“There is no such thing as waste, only things in the wrong place”
The waste we produce can have a detrimental environmental impact. From the overflowing landfills, to the ever growing production or mining of new materials. Wasting something is just that, a waste! As living breathing humans, we are a part of the natural world and in nature there is no waste, everything is reused in some way shape or form.
Our society has been built with cheap and easy waste management. Therefore, throwing things away has become convenient. In a society where we are continuing to make our lives busier than ever, convenience can be a major benefit.
However, when you look at the true cost and impact of this convenience, it becomes anything but. While it may not be our immediate problem it is becoming a problem for our generation and future generations to deal with. More efforts and resources have to go into beach clean ups, landfill expansions, ocean clean ups, freshwater clean ups etc… And while all of these things are great, the best way to clean these up is to prevent the waste from getting to these places in the first place.
If you are reading this you are likely already doing a lot of these things, but sometimes it’s just nice to know why these things help, so you can pass along the information to your friends and family.
These 5 steps have dramatically decreased the amount of waste that I produce and I hope that they will help you too!
And remember we don’t need everyone to be doing zero waste perfectly, but a lot of people making some effort.
The first thing you want to do is think about where your waste is coming from and what you are currently throwing away and look at ways that you can reduce that using any of the steps you find below.
Of course the composter is going to tell you to Compost. But it’s a simple and easy way to get rid of almost half of what goes to the landfill on a weekly basis. Plus you get to create something beneficial for the planet, so win-win.
- Re-use, reuse, reuse
Reusable bags, reusable bottles, reusable takeaway containers, every time you reuse an item, you don’t have to purchase something new.
And yes I hear the argument already, the amount of energy used to produced that one item you would need to reuse an item so many times for it to outweigh the benefit. And yes we do have to be careful with our choices in what we choose to reuse. That’s why quality of the product (the amount of times you will be able to reuse the items), the material that it is made of (how does it contribute to the waste stream after it’s completed it’s useful life) and whether it is something that has already been produced come into play.
If you are buying a low quality item that can only be reused a handful of times before it needs to be thrown out, then you probably aren’t using or reusing the right items. However if you are purchasing and item that can be reused for a long time, or indefinitely this item will stay out of the waste stream for a long period of time and will not contribute to the detrimental effects of creating waste and mining new materials for new items to be made.
The material that it is made of is also an important factor. Can it be composted or recycled or repurposed at the end of it’s useful life. Is it going back into a natural cycle of reuse, or is it just piling up for someone to deal with at a later date.

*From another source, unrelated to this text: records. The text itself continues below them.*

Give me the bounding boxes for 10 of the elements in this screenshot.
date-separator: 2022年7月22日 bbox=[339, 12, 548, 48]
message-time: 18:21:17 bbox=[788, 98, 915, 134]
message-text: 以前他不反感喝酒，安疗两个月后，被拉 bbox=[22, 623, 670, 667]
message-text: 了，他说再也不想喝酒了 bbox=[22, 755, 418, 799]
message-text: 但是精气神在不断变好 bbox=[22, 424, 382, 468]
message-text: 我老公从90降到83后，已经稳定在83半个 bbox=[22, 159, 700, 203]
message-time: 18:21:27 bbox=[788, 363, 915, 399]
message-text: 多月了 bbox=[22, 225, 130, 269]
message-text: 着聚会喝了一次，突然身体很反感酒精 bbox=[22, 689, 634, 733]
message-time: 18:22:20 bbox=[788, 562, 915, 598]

The most important item to consider when thinking about reusing items, is to reuse the items that already exist, or you already own. Sure they may not be the perfect but they have already been purchased and produced. By reusing these items you keep them out of the waste stream for a longer period of time and you aren’t creating the need to produce more items that use more of our resources.
- Buy in bulk
When you buy in bulk you can get rid of most of the packaging used to transport the goods to you. Whether that is bulk landscaping supplies loaded into the back of a truck or delivered to your door, or using your own containers to buy items in bulk at your local bulk grocer.
- Choose packaging carefully
In order to ship products they must be packaged, so packaging is somewhat unavoidable. I have ranked the packaging options that I believe are the best options. (Of course this will vary on the product sold, but in general this is what I look for.)
- No packaging on the item
- Compostable paper packaging
- Recyclable packaging
- Compostable plastic packaging
- Reduced packaging
- Thrift and reuse things that have already been produced
While reducing your waste can sometimes become an Instagram aesthetic and get pretty expensive, it doesn’t have to be. In fact the people who have always been trying to save a dollar and spend as little as possible have always been at the forefront of sustainability without ever getting credit for it.
So here is our salute to those who have thrifted clothing, worn hand-me-downs, used margarine and yogurt containers to pack lunches in, have reused water bottles and used what they had already to make life more convenient and affordable for themselves.
In our consumerist society we have already produced more than we will ever need. The trick is to keep using this material, and keep it out of landfills.
One more thing
As individuals we can make a big difference with our purchasing decisions and the way we contribute to the waste stream individually. However, the largest contributors to waste are the companies producing and selling these products. Let the businesses that you support know that you would like to see them reduce their waste through Composting efforts, better planning, and that you disagree with silly practices in the retail industry of destroying unsold or damaged products. While we may not be at the decision making table at these companies, if they don’t have a customer they can’t sell anything. Big Companies are starting to make the shift due to Customer demand. Let’s not let them get away with greenwashing or going half way. Let them know that you want products that do not contribute to the waste stream!